In Temagami, as in most other parts of Canada, there are many physical features that retain Indian names or corruptions of them. Wanapitei Lake on a contemporary map is derived from the Anishinawbeg name Wawn-a bitay-bing Saw-gi-hay-gun-ning or hollow tooth lake, a description so ancient that even Macdonald’s oldest informants could not explain it. The Sturgeon River is a direct translation of the Anishinawbeg name–Nah-may Zipi–and so-called because sturgeon were prevalent there.

Numerous aboriginal names have disappeared, though, because non-natives sometime prefer to name locations after people. On any official government map of Temagami there are lakes named after surveyors, politicians and, in one case, youngsters who had attended a local summer camp and been declared camper of the year.

One of the largest lakes in Temagami was known, in Indian times, as Mons-kaw naw-ning Saw-gi-hay-gun-ning or haunt of the moose lake. In the 1880s, Robert Bell of the Geological Survey of Canada named it Lady Evelyn Lake after the daughter of an Irish aristocrat of his acquaintance. Two other lakes were also named for aristocratic women–Lady Dufferin and Lady Sydney. “Many of these people never even saw the lakes and had no connection with the land,” says Macdonald.

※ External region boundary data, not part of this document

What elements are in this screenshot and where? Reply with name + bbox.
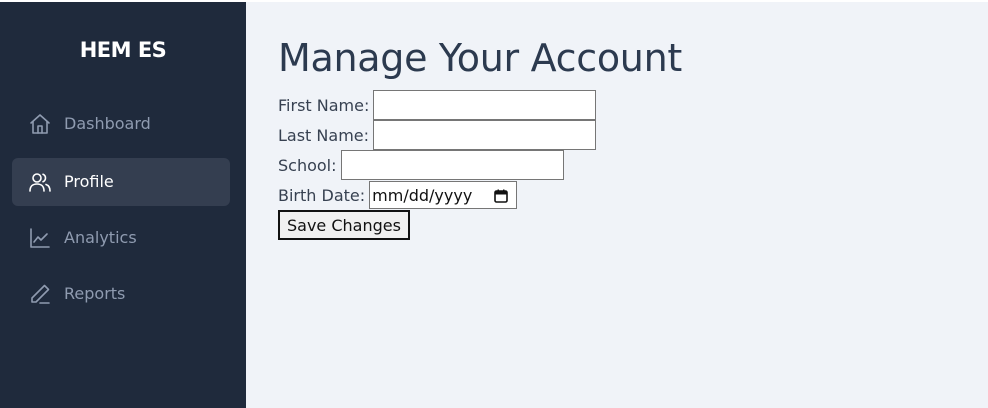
birth-date-row: Birth Date: mm/dd/yyyy bbox=[278, 180, 682, 210]
birth-date-placeholder: mm/dd/yyyy bbox=[372, 185, 473, 205]
last-name-row: Last Name: bbox=[278, 120, 682, 150]
sidebar-item-label: Analytics bbox=[64, 228, 137, 247]
save-changes-button[interactable]: Save Changes bbox=[278, 210, 410, 240]
chart-line-icon bbox=[28, 226, 52, 250]
sidebar-item-analytics[interactable]: Analytics bbox=[12, 214, 230, 262]
last-name-label: Last Name: bbox=[278, 125, 370, 145]
first-name-input[interactable] bbox=[373, 90, 597, 120]
first-name-row: First Name: bbox=[278, 90, 682, 120]
sidebar-item-label: Profile bbox=[64, 172, 114, 191]
pencil-icon bbox=[28, 282, 52, 306]
users-icon bbox=[28, 170, 52, 194]
school-input[interactable] bbox=[340, 150, 564, 180]
first-name-label: First Name: bbox=[278, 95, 370, 115]
sidebar-item-reports[interactable]: Reports bbox=[12, 270, 230, 318]
sidebar-item-profile[interactable]: Profile bbox=[12, 158, 230, 206]
sidebar-item-label: Dashboard bbox=[64, 114, 151, 133]
school-label: School: bbox=[278, 155, 337, 175]
home-icon bbox=[28, 112, 52, 136]
last-name-input[interactable] bbox=[373, 120, 597, 150]
page-title: Manage Your Account bbox=[278, 36, 682, 80]
brand-title: HEM ES bbox=[79, 38, 167, 62]
sidebar: HEM ES Dashboard Profile Analytics Repor… bbox=[0, 2, 246, 408]
sidebar-item-dashboard[interactable]: Dashboard bbox=[12, 100, 230, 148]
birth-date-input[interactable]: mm/dd/yyyy bbox=[369, 181, 518, 209]
school-row: School: bbox=[278, 150, 682, 180]
calendar-icon[interactable] bbox=[494, 188, 508, 203]
birth-date-label: Birth Date: bbox=[278, 185, 366, 205]
sidebar-item-label: Reports bbox=[64, 284, 126, 303]
main-content: Manage Your Account First Name: Last Nam… bbox=[278, 34, 682, 240]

Macdonald’s map is accurate in another way that would be apparent only to someone intimately familiar with Temagami. He notes that 36 lakes in the district have been altered by hydroelectric dams. In most cases, they are larger than they once were because dams cause flooding of adjacent land. The lakes on his map appear as they were before the dams were built. It is a small detail but one of those things that make his map so valuable, and so impressed those who turned the manuscript into a finished product.